For information that needs to persist across sessions rather than just within a long conversation, compression is the wrong tool and memory is the right one. Summarizing a conversation keeps its gist available within the current session, but a memory layer extracts the durable facts and stores them so a future session can recall exactly the relevant ones, which is cleaner than carrying an ever-growing summary forward forever. The relationship between in-session compression and cross-session memory is covered in whether memory is part of context engineering.
Lossless Compression Before Lossy
Not all compression carries the risk of dropping information, and the safe practice is to exhaust the lossless techniques before reaching for the lossy ones. Lossless compression removes tokens that carry no information: duplicated content, boilerplate, redundant formatting, verbose tool output that can be reduced to its values, and repeated restatements of the same fact across turns. None of this loses anything the model needed, so it can be applied freely and aggressively, and in many bloated windows it alone reclaims a large fraction of the budget. Doing it first means you may not need lossy compression at all, or you need far less of it.
Lossy compression, primarily summarization, is where judgment and risk enter, because condensing a narrative necessarily chooses what to keep and what to drop. Reserve it for content where the gist genuinely suffices, old conversational back-and-forth, the narrative of how a completed sub-task was done, and protect the concrete facts within that content from the summary. By ordering the work lossless first and lossy second, you minimize the amount of risky compression you do and confine it to the places where it is safest, which is the discipline that lets a system compress hard without the failure where a summary quietly loses the detail a later step needed.
Verifying Compression Did Not Hurt
Because lossy compression can silently drop something important, a mature pipeline checks rather than assumes. The simplest verification is to evaluate answer quality with and without a compression change on a fixed set of representative requests, including ones that depend on details from older context, so a regression from over-aggressive summarization shows up as a measurable drop rather than as a surprise in production. If quality holds while tokens fall, the compression is safe, and if it drops, you know to preserve more before compressing. This ties compression to the measurement discipline covered in the LLM evaluation pillar, and it is what separates compression you can trust from compression you hope is working.

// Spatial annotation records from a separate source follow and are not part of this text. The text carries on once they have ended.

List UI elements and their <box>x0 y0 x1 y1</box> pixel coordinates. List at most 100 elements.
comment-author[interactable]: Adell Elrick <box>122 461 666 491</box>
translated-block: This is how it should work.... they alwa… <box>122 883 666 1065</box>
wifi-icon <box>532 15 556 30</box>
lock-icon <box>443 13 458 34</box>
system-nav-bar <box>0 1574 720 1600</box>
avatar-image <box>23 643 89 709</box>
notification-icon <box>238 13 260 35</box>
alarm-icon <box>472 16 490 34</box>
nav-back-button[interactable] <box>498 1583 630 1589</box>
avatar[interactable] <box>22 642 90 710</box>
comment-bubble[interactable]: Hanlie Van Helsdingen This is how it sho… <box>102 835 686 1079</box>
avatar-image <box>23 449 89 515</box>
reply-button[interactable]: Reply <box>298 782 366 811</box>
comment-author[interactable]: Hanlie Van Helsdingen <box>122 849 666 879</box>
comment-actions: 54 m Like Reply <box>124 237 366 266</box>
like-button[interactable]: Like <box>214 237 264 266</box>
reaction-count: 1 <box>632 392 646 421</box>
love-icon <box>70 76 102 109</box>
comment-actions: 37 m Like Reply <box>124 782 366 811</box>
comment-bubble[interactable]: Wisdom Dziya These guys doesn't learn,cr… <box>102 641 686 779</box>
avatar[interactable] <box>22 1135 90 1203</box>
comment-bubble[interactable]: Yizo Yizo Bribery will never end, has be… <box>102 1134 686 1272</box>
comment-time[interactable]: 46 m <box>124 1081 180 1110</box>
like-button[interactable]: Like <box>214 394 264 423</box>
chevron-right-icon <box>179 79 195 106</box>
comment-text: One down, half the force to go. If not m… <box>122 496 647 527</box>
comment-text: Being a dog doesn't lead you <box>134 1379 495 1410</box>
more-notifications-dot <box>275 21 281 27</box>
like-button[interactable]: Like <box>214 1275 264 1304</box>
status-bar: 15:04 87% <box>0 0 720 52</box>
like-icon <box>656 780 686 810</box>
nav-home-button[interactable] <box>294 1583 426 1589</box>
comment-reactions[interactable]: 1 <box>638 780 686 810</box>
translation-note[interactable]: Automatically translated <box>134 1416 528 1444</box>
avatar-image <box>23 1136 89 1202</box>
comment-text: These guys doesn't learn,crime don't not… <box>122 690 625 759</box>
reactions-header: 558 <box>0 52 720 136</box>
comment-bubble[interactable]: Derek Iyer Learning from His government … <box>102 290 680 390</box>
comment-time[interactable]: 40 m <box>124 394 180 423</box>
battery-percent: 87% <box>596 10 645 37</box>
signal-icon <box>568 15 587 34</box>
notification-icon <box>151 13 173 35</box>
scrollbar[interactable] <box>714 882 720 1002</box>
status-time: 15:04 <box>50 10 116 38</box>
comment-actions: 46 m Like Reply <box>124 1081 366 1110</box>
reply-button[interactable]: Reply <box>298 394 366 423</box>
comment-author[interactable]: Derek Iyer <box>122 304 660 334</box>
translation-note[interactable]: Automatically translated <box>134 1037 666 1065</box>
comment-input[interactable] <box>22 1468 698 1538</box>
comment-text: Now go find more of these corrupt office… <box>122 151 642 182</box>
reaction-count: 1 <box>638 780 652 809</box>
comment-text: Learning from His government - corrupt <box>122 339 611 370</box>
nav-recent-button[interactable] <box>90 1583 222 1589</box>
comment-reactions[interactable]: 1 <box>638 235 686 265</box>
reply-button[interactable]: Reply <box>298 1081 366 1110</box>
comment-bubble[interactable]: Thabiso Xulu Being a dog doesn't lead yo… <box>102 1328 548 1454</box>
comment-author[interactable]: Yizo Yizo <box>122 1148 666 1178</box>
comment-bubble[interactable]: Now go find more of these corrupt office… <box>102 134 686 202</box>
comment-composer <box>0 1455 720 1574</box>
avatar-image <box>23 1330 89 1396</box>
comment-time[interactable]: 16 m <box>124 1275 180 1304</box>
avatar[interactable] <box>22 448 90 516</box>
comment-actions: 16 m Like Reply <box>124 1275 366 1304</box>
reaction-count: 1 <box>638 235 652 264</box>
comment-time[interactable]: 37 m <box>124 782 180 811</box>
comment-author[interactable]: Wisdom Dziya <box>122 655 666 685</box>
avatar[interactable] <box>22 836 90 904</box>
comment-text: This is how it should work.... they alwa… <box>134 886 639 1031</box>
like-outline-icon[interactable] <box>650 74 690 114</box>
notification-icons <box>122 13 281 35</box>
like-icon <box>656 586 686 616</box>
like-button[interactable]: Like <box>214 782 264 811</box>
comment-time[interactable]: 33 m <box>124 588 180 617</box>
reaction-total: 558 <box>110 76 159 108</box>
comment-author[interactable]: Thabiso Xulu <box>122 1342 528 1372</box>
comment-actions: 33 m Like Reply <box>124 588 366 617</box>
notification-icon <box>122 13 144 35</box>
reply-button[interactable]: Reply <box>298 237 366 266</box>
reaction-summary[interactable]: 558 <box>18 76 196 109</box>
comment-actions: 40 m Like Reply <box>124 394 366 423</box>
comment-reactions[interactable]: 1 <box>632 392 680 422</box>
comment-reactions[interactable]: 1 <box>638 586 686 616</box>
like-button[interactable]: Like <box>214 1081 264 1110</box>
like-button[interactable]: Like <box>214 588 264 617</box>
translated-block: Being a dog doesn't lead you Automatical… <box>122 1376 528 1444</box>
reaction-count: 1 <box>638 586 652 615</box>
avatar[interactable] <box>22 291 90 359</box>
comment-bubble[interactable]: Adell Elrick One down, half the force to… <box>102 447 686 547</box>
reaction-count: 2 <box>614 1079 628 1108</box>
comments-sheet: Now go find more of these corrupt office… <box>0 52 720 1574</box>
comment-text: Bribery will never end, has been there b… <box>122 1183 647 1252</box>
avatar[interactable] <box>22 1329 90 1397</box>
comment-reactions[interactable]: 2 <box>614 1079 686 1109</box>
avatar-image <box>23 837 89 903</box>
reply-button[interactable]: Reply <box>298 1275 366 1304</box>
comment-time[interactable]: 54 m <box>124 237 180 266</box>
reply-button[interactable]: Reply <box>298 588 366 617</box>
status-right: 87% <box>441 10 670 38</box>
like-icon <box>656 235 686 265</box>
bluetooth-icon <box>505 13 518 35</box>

A practical refinement is to keep the original alongside the compressed version when storage allows, so a later step that finds the summary insufficient can fall back to the full content rather than failing. This hybrid pattern, a compact summary in the active window with the full text retained in cheap external storage, gives you the token savings of compression without permanently committing to the lossy version. An agent that summarized a document into the window can re-fetch the original if a later question needs a detail the summary dropped. This is compression and the write strategy working together: you write the full content out, keep only the compressed form in context, and selectively pull the original back when the summary proves too thin. Designed this way, compression stops being a one-way loss of information and becomes a reversible trade between window space and retrieval cost, which is the safest form it can take in a long-running system. The cost is the extra storage and the occasional re-fetch, both cheap relative to the alternative of either bloating the window with full content or losing a needed detail to an irreversible summary, which is why retaining the original is the default worth adopting wherever your storage budget allows it.